Bardo | Adi T. Hoffman
Litvak Contemporary
9 days left
Bardo | Adi T. Hoffman
Litvak Contemporary
9 days left
Litvak Contemporary is proud to present works from Adi T. Hoffman's solo exhibition BARDO.
The drawing in the painting is joined by art historical references, gestures to action and abstract painting, and vanitas themes like skulls, withered flowers, and fruits, reflecting life's transience.

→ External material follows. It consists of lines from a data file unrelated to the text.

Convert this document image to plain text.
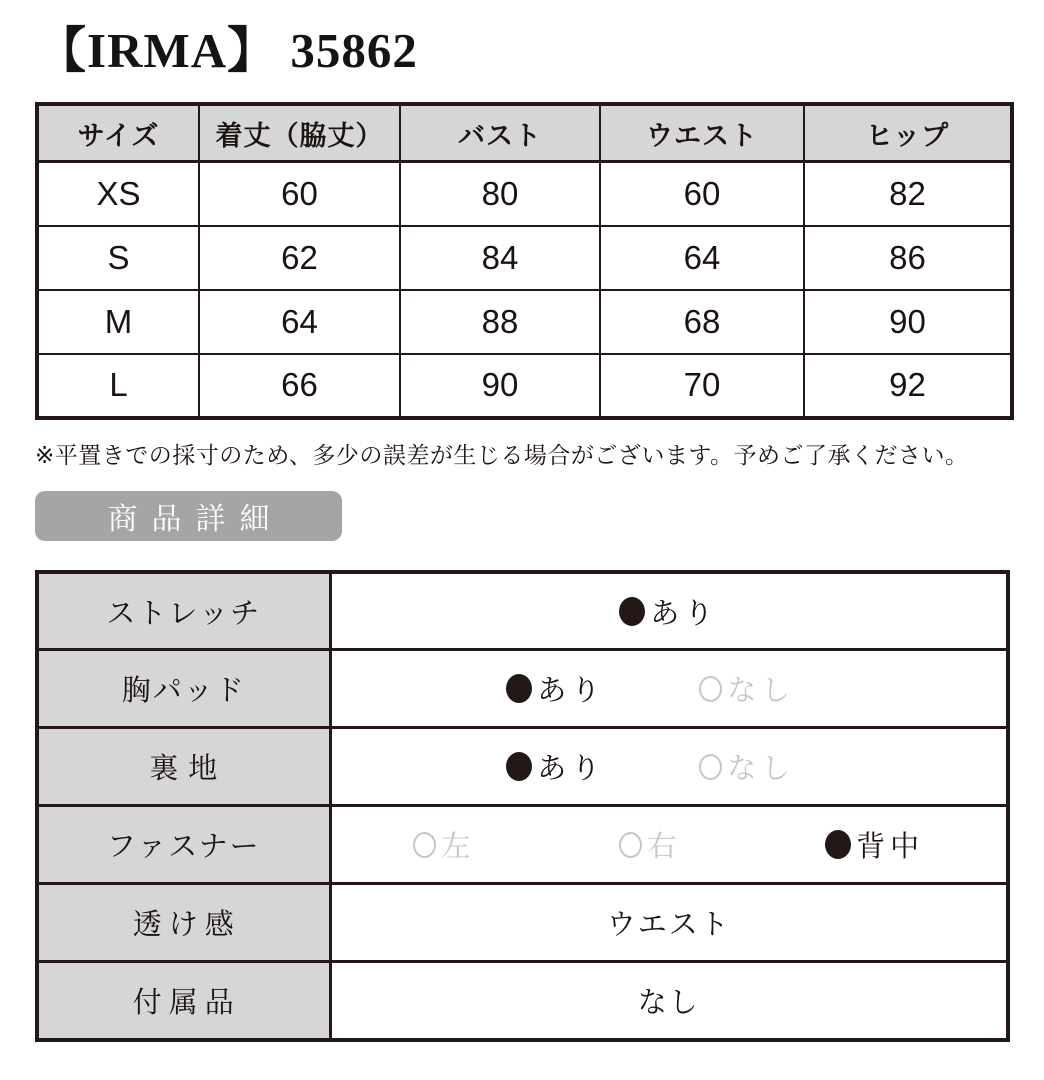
【IRMA】 35862
サイズ	着丈（脇丈）	バスト	ウエスト	ヒップ
XS	60	80	60	82
S	62	84	64	86
M	64	88	68	90
L	66	90	70	92
※平置きでの採寸のため、多少の誤差が生じる場合がございます。予めご了承ください。
商品詳細
ストレッチ	あり

胸パッド	あり なし

裏地	あり なし

ファスナー	左 右 背中

透け感	ウエスト

付属品	なし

The exhibition deals with a continuous intermediate state between life and death based on two books. The first is a personal sketch book, which the artist drew following her stay with her father at the Sheba Tel-Hashomer Hospital. The sketches in the book are attempts to capture a fleeting moment: wheelchairs, medical equipment, bones, skulls and hospital beds were repeatedly drawn in black charcoal. The drawing serves Hoffmann as a kind of unmediated medium, connecting the mind, the eye and the hand. Each of the drawings was created in the blink of an eye, and serves as an expressive testimony to the event that took place, combining fragments of truth and imagination. There is no thought about composition or perspective in them, but mainly impressions from observation that led the hand across the page. The immediacy of the drawing echoes the ephemerality of a moment and the intention to preserve the elusive feeling of fleeting moments. After a while, it became apparent that, unintentionally, every drawing in the notebook was transferred to the opposite page, creating a "phantom" image of a faded drawing opposite the original one.
The second book is the "Bardo Thodol" (or "Tibetan Book of the Dead"): a Buddhist text that is read to the deceased over the 49 days following their death. According to the belief, reading the book helps the soul of the deceased dwell in "Bardo" - a prolonged intermediate state where consciousness is between incarnations, between death and rebirth. This custom expresses the perception of death as a gradual process that begins with the death of the body, and ends with the departure of the soul, when it enters a new body. Similar to the “Shloshim”- the first month of mourning following the funeral in Jewish mourning customs - the Bardo Thodol allows reconciliation with death and parting with the moments, feelings and sensations that characterized the current life that has come to an end.
During the process, in the exhibition, the artist disconnected the drawings from their original context, and transferred them to different mediums or "incarnations": from sketches to expressive, physical and sensual paintings, to an intimate video work of browsing through the book of drawings, and to sculptural objects, which seem to create continuity beyond the boundaries of the painting.
Installation images by Youval Hai
In the transition between the art forms, the dominant black line of the original drawing is preserved, emphasizing the drawing as a connecting element between the various reincarnations and between spirit and matter, seeming to carry the soul of the creation.
The drawing elements in the painting are joined by quotes from art history, gestures to action painting and abstract painting, as well as to vanitas paintings and the skulls, withered flowers, and fruits associated with them, presenting the transience of life.
The artist adds and subtracts color across the surface of the painting, combining patches, inviting us to contemplate and reflect on the depth of time, in the layers woven into it, the overt and hidden presence of death at different stages of life. The same duality of beginning and end, which is always present in every form of life, situation or emotion, indicates that the present moment is nothing but a fragment of a prolonged processes of the formation of life and death, as well.
All works in the exhibition were created before October 7. Yet, following the loss and the heavy mourning, the spectrum of painful and exposed emotions that the exhibition evokes became even more tangible. The first round of the release of the captives took place 49 days after the outbreak of the war - a period of time that is identical to the period of departure in the "Book of the Dead".
According to the book, this period does not amount to complete loss, but also marks the beginning of a new life, contemplation and adaptation to the next life. Following this concept and in front of the works that evolve from sketch to painting, from painting to video and from video to installation, I humbly propose to ask in what ways and forms can the idea of rebirth come true?